I don't understand the explanation. Could you give a few more examples showing where the result numbers come from? At least could you explain where 2 and 1 come from in the first example? And 3,2 in the second?

If you need to count the number of times k appears next to a number less than itself, and the number of times it appears next to a number greater than itself, then given the 10 integers 9, -7, 23, 8, 9, 9, 13, 9, -11, 5 surely the output must be 2 (because the 3rd and 4th 9s are less than 13) and 3 (because 9 is greater than -7,8 and -11), not 2 and 1.

Also example 2 doesn't add up (-5, 0, 3, 17, -998, 0, -12, 0, 0, 0). 0 appears next to -5,-998 and -12 twice, so "less than" is 4 (or 3 if we're only counting the second 0 once; I'm counting it twice because the second 0 is greater than both -998 and -12)), and it appears next to 3, so "greater than" is only 1. So again I don't see where the prescribed output 3,2 comes from.

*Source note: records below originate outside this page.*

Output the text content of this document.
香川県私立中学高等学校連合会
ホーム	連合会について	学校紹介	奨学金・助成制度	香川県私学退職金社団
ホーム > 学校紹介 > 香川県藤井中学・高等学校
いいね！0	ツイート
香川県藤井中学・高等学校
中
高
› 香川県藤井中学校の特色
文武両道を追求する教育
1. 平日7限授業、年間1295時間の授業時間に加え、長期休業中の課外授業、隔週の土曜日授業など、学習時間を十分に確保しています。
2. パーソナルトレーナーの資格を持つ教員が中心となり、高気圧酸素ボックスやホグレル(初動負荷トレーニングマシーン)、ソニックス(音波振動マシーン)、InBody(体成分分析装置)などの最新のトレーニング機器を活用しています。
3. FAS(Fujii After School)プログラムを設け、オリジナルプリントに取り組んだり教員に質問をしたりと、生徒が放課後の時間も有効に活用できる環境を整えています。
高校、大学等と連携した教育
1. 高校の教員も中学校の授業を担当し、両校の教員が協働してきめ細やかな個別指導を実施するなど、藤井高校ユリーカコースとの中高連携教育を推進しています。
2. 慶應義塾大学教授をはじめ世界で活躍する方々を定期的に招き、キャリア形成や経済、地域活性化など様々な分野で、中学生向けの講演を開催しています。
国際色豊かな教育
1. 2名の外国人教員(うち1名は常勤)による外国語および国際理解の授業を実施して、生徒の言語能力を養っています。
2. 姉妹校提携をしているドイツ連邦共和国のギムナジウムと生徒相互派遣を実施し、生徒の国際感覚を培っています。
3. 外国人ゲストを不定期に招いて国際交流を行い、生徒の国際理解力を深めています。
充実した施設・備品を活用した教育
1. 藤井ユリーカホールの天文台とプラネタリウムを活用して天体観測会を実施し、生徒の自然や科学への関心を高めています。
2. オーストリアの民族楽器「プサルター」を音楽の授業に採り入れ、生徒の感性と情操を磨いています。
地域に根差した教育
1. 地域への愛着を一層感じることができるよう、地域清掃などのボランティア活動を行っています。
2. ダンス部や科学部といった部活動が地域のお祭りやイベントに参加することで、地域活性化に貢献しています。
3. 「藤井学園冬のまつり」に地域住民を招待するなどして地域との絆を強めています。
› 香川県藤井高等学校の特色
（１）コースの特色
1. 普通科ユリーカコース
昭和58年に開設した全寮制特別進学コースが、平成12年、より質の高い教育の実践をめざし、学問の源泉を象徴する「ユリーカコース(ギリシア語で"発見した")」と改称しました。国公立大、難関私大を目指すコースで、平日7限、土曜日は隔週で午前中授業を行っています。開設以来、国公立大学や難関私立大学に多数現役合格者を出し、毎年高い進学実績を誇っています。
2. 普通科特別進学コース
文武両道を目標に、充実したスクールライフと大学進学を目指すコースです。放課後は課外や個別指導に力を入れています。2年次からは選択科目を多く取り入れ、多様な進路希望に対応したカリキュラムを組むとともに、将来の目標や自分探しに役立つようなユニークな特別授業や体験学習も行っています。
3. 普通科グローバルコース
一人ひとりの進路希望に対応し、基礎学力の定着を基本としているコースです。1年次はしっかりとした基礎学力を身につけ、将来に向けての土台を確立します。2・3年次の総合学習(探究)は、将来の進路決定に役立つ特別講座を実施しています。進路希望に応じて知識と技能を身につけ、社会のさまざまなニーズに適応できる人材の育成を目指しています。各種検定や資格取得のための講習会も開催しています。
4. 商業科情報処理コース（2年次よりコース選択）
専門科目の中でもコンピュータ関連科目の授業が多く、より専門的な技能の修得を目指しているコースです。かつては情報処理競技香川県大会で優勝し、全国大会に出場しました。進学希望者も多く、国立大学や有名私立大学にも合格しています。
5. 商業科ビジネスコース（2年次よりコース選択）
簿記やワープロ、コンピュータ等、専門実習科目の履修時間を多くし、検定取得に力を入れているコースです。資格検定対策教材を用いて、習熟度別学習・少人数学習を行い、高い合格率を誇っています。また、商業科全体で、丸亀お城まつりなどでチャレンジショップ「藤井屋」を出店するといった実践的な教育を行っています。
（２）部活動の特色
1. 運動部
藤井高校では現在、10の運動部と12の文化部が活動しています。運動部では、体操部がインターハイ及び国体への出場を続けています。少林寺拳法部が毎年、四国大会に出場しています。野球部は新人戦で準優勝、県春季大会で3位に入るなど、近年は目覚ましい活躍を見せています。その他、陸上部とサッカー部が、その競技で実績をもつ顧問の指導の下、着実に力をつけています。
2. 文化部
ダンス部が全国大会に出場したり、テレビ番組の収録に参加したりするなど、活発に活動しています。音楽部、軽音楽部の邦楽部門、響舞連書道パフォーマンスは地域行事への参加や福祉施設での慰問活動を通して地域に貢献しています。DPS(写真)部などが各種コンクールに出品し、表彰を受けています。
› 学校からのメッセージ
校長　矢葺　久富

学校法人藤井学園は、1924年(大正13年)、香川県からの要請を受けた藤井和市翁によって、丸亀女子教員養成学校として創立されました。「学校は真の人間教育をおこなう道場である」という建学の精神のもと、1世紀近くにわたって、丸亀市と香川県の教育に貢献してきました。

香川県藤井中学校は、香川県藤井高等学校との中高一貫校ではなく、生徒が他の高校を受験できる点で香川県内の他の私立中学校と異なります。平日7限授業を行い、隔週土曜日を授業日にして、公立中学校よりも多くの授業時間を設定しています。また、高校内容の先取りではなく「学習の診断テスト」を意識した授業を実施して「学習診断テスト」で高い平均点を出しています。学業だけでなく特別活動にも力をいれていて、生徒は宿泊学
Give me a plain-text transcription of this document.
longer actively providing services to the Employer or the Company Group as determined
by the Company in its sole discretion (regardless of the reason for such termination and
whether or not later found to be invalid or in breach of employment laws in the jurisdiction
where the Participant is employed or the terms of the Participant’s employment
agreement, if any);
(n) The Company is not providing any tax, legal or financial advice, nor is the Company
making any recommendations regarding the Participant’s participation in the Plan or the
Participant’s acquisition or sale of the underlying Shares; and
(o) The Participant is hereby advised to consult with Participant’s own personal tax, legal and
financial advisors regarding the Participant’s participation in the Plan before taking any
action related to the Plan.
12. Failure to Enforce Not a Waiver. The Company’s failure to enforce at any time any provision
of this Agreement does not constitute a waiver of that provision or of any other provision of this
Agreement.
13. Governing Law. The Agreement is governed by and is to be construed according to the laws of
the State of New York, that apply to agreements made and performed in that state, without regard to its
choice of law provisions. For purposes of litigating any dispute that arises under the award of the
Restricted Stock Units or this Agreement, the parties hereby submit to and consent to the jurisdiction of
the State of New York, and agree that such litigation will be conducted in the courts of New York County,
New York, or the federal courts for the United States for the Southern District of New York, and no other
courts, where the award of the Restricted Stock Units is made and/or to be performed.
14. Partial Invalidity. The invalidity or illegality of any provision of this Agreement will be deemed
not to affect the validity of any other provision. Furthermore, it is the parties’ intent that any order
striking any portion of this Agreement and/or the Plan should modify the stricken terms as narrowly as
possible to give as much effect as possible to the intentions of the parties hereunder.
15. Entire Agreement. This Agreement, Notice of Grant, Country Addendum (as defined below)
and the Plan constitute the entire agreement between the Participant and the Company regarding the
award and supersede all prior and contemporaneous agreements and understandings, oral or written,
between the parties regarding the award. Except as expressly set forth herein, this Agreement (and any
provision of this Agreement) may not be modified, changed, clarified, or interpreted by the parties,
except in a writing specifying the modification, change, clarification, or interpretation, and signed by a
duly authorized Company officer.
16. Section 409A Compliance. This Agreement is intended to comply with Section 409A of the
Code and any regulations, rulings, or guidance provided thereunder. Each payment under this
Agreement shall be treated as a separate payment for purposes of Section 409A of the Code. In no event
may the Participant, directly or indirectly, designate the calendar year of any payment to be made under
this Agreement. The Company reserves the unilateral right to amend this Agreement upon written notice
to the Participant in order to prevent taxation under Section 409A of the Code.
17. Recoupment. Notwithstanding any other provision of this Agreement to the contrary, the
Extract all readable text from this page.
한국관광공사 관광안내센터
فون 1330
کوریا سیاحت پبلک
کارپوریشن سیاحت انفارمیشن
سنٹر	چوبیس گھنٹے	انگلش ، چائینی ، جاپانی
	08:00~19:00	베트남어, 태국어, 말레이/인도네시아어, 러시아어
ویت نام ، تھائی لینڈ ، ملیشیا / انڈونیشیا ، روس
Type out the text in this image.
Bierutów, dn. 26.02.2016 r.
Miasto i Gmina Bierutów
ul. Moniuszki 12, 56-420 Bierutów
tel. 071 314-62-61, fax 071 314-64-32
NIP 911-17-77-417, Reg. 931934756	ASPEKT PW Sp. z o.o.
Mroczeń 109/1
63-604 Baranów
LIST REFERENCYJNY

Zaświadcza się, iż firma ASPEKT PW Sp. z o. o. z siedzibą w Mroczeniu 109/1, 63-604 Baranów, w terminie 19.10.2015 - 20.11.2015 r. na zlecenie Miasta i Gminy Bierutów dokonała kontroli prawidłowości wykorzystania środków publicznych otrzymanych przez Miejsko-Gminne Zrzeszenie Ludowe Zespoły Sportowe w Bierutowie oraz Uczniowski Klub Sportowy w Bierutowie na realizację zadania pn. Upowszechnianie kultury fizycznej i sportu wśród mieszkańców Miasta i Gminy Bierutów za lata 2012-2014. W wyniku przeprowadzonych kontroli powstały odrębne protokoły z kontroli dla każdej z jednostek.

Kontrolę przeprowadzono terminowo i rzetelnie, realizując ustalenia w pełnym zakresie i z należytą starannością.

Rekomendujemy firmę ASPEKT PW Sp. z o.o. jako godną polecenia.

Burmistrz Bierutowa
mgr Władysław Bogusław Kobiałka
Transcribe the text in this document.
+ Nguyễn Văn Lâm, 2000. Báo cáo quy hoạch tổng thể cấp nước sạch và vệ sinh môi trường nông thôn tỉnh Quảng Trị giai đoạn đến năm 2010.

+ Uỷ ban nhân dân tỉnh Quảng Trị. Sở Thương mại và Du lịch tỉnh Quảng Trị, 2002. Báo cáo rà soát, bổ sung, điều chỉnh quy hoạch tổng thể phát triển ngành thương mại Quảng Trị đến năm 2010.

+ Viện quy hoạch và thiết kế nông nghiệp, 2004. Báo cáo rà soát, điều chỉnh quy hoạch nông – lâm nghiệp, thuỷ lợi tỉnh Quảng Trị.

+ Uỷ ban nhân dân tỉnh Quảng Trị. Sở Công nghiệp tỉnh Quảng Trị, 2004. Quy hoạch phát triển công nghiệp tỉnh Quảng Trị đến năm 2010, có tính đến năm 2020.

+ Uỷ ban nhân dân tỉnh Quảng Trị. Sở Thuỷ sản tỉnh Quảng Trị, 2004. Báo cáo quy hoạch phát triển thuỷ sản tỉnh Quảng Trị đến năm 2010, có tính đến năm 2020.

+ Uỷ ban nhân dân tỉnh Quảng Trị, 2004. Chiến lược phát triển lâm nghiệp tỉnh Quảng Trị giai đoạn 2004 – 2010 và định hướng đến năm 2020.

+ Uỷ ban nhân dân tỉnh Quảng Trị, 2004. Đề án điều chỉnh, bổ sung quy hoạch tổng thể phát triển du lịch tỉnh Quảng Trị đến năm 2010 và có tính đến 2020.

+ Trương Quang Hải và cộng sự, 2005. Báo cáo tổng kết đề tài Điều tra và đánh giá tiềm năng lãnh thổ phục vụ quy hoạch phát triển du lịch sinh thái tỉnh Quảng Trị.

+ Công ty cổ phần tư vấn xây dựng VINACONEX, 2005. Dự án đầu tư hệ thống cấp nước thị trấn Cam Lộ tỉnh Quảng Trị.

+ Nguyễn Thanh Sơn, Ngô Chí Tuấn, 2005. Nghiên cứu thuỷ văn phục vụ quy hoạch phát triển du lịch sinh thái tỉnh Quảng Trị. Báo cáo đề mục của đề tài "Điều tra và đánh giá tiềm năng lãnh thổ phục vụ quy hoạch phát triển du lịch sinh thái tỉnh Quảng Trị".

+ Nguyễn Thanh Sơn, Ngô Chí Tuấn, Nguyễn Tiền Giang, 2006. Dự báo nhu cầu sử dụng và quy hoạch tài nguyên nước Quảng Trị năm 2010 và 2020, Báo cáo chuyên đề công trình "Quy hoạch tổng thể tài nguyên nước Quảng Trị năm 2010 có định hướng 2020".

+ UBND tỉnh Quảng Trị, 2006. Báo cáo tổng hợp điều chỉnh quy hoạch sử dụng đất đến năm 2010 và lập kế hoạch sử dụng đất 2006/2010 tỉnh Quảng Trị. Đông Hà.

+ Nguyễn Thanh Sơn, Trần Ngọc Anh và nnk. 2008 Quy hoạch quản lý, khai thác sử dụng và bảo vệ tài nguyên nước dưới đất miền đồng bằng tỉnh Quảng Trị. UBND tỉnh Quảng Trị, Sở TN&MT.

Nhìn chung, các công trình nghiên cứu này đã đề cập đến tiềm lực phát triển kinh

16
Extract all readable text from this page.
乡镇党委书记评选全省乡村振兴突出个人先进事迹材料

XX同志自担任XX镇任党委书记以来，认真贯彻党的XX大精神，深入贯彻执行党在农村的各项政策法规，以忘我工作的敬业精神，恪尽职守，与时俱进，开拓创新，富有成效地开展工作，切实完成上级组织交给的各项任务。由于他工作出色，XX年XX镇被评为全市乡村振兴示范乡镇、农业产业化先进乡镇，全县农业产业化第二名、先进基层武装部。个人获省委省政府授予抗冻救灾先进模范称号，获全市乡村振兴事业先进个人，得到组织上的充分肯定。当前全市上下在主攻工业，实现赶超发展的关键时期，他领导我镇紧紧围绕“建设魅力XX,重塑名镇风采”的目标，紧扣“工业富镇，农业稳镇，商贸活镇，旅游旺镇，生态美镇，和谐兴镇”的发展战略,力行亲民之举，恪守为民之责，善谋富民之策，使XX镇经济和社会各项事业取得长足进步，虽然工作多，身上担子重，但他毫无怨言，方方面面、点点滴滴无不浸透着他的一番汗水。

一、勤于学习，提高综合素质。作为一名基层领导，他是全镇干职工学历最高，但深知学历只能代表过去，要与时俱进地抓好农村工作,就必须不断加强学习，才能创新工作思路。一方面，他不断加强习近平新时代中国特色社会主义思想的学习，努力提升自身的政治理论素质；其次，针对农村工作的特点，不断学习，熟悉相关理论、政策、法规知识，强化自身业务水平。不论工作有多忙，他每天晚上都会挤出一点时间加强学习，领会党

Your friend's example is not right, by the way. In the j loop, on the first iteration when j==0, it refers to Vector[j-1] which is Vector[-1]. While this will compile and run [because arr[n] is just shorthand for *(arr+n) ], since Vector is not a pointer into the middle of an array but the start of an array, this means the program exhibits undefined behaviour.

If you had something like int n[20]; int *Vector=&n[10]; then all negative indices of Vector from -1 to -10 would be fine.